Um dos mais famosos melodramas mexicanos, o filme de Emílio ‘Indio’ Fernandez, conta a história de uma índia, a personagem título, que foi expulsa de sua cidade por conta do passado de sua mãe. A índia sonha em casar com seu noivo, e para isso tentam juntar dinheiro apesar de todas as adversidades que o isolamento dela causa ao casal. Todo o filme é narrado por um pintor que é questionado por uma jornalista a respeito da história triste por trás de um quadro que retrata uma bela índia nua que, segundo o artista, esconde um terrível conto.
Maria Candelária, um dos pontos altos de um conjunto de filmes produzidos pelo México em sua fase áurea da produção cinematográfica, é um dos mais exemplares títulos de uma indústria que durante quase 30 anos competiu lado a lado com Hollywood e o cinema europeu – sendo influente para títulos vindouros destas ‘escolas’. Tinha seu próprio star system, fazendo parte deles os protagonistas Dolores del Río e Pedro Armendáriz, dois dos mais representativos desta época.
Os personagens, como costumam ser caracterizados nos melodramas, são marcados por um excesso nas suas ações. Uma personagem do bem fará sempre coisas boas, não se irritará, não reclamará da sua condição, dando a ela uma aparência plana e causando por vezes que nós espectadores julguemo-na estúpida. Basta que um dos personagens do filme fique em cena por poucos segundos que já saberemos seu caráter, se tem intenções maléficas – e são exemplos desses o dono de um mercado e uma indígena, ambos agindo de acordo com uma paixão não correspondida por algum dos membros do casal.

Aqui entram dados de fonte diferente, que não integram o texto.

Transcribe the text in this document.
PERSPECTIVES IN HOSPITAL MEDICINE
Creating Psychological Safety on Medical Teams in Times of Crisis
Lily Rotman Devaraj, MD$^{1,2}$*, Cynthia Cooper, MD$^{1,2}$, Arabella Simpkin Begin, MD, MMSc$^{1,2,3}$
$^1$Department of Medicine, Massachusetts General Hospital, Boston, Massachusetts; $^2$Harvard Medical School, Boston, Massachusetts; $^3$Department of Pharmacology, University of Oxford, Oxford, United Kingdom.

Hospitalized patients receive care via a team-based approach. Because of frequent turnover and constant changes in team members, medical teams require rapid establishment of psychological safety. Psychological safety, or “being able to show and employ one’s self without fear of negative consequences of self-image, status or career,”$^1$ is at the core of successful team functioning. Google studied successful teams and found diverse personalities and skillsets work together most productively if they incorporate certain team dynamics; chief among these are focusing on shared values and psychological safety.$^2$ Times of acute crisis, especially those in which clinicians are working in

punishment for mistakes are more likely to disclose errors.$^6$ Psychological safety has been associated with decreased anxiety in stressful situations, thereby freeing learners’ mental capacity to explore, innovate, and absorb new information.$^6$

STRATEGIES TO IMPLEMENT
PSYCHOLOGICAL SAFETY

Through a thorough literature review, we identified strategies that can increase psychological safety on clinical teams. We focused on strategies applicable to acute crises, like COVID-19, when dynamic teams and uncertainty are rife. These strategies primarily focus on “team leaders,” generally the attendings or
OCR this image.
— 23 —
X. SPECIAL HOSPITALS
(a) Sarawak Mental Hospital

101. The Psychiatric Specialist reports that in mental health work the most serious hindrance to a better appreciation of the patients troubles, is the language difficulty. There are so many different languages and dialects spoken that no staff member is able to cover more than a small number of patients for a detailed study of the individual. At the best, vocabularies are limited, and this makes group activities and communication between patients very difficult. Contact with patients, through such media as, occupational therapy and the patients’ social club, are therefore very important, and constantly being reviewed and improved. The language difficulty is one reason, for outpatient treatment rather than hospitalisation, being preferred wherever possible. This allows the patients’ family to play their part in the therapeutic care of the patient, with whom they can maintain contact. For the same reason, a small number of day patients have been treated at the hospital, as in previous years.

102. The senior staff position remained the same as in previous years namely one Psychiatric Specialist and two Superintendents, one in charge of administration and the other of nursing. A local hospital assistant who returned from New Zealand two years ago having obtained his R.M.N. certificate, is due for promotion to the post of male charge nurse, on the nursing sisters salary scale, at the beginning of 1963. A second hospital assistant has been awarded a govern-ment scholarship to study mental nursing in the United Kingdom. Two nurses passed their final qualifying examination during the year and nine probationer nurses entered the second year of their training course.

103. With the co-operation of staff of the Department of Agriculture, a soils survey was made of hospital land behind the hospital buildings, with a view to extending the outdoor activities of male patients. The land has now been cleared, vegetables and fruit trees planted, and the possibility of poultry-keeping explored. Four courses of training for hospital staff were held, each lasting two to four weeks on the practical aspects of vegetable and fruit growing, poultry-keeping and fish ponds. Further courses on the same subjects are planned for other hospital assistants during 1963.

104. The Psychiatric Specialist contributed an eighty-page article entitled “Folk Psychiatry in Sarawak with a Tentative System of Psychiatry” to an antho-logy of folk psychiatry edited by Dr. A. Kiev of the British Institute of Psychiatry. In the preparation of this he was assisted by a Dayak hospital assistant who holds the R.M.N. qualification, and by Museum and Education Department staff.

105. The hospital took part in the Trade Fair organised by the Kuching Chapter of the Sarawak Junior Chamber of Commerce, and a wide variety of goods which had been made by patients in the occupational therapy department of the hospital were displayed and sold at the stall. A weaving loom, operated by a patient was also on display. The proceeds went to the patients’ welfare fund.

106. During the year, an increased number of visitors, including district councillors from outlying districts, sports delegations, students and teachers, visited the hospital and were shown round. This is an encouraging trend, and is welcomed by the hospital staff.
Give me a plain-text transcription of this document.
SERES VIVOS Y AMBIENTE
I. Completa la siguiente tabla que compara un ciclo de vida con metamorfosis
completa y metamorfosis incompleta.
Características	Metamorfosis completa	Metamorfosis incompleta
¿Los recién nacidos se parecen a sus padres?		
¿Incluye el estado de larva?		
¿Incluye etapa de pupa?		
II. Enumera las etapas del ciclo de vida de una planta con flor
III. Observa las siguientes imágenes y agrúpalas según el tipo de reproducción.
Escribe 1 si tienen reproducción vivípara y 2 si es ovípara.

Do lado oposto do ringue, encontram-se o casal de protagonistas Maria Candelária e Lorenzo Rafael, o pintor e o padre.
A presença do padre, inclusive, demonstra que Indio faz um filme com temáticas bem aprofundadas. É notória a relação de Maria Candelária com a Virgem de Guadalupe, e a própria personagem pode ser considerada uma emulação de Maria Madalena. São fortes os ícones religiosos no filme, e o pároco encontra-se lá para resolver várias desavenças, como se a intenção do diretor fosse dizer que a salvação seria por esse caminho. Os exemplos cristãos, entretanto, parecem ser ignorados pela população, que vilaniza a mãe de Maria a tal ponto de banir a filha, que nada de errado fez.
O povoado, no filme, assume a condição de manada. Não são uma massa pensante, mas um reflexo de alguma atitude isolada, ecoada a tal ponto de ser potencializada por todos os outros da cidade – como uma vaia numa plateia, que pode contagiar a audiência toda. Geralmente, o estopim parte da vilã indígena, que grita algo em desaforo, a ponto de insuflar toda a pequena população da vila da qual a heroína foi expulsa. Querem matá-la, não parecendo capazes de refletir sobre a barbárie de seus atos, cabendo ao padre intervir várias vezes.
Temos ainda a presença da malária no filme, que assim que é citada em cena já nos permite desenhar o que irá acontecer – a título de curiosidade, o vilão é o encarregado de distribuir o remédio do governo, que combate a doença, para os cidadãos da vila. O painel está pintado, e basta um passeio romântico no rio para que um dos infortúnios do casal aconteça. Neste momento, podemos ver pelo desespero de Lorenzo Rafael a divisão entre a medicina moderna dos alopatas e a tradicional dos curandeiros, ambos detestando sua contraparte, mas forçados a trabalhar juntos, pois o nobre rapaz não quer questionar em que parte da História está posicionado, e sim curar sua amada.
De antemão aviso que para os que não gostam de melodramas se prepararem para a experiência do filme, que pode ser fustigante e visceral, sem grandes, ou nenhuma, virada no plot. O que está ali e o que irá acontecer pode ser facilmente intuído por qualquer um que o assista, criando uma espécie de monotonia narrativa. Nada que faça por desmerecer a fama que a película tem, muito pelo contrário, este fato só ressalta que os objetivos de Emilio foram alcançados: entre as poucas sutilezas presentes na trama e seus vários excessos, Indio constrói uma história que ainda hoje é contemporânea – Maria Candelária reflete as novelas mexicanas dubladas e não deve nada aos dramas globais, que também não podem ser citados como exemplos de complexidade narrativa.